I did a long reply to your questions,
however, when I tried to post it
this Site logged me out and lost it.
SO...Please read some of my other recent posts here,
and I believe you'll have my answer.
In my opinion (and I'm no expert), I do not think cutting more calories is the answer. I would suggest the following:
1) Change up your mixture of foods - if you eat high carbs, try incorporating more protein. Low fat? Up the good fats (nuts, avocados, olive oil, etc). High protein? Introduce more healthy, whole grains & natural carbs.
2) Watch the sugar - dairy & fruit, in particular. I had to eliminate dairy to drop the last 10 lbs.
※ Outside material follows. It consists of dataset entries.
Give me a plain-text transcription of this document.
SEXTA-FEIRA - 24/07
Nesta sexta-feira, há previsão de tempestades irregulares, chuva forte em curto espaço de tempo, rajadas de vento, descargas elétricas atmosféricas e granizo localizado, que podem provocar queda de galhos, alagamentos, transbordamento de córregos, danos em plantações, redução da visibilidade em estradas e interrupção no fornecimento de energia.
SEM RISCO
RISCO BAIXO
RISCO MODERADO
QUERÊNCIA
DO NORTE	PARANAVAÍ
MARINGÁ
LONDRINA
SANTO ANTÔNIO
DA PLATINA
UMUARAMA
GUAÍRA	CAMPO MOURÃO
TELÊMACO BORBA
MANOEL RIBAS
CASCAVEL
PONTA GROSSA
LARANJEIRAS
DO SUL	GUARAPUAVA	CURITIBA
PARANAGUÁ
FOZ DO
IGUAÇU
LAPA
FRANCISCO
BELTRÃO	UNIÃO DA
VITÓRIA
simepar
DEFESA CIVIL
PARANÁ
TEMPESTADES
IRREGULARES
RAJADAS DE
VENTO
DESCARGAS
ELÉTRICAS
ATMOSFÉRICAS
It was temporary, and I supplemented with 1000mg calcium (taken at 2 times of day as the body cannot absorb more than 500mg at once) + extra Vitamin D and 500mg magnesium. I continue to do this today.
3) Mix up your workouts. Whatever you are doing, try something new. Intervals are great, too (and fun!).
4) Get more sleep - sounds crazy, but your body is working HARD. Take care of it.
5) Celebrate your success - you need to take time to rejoice in the success you have achieved thus far! You are doing awesome, don't forget to enjoy the moment.
Basically, those last 10 lbs for me were all about changing it up. You could also try calorie cycling, which may help. You need to keep your body guessing...and it helps you to not get bored.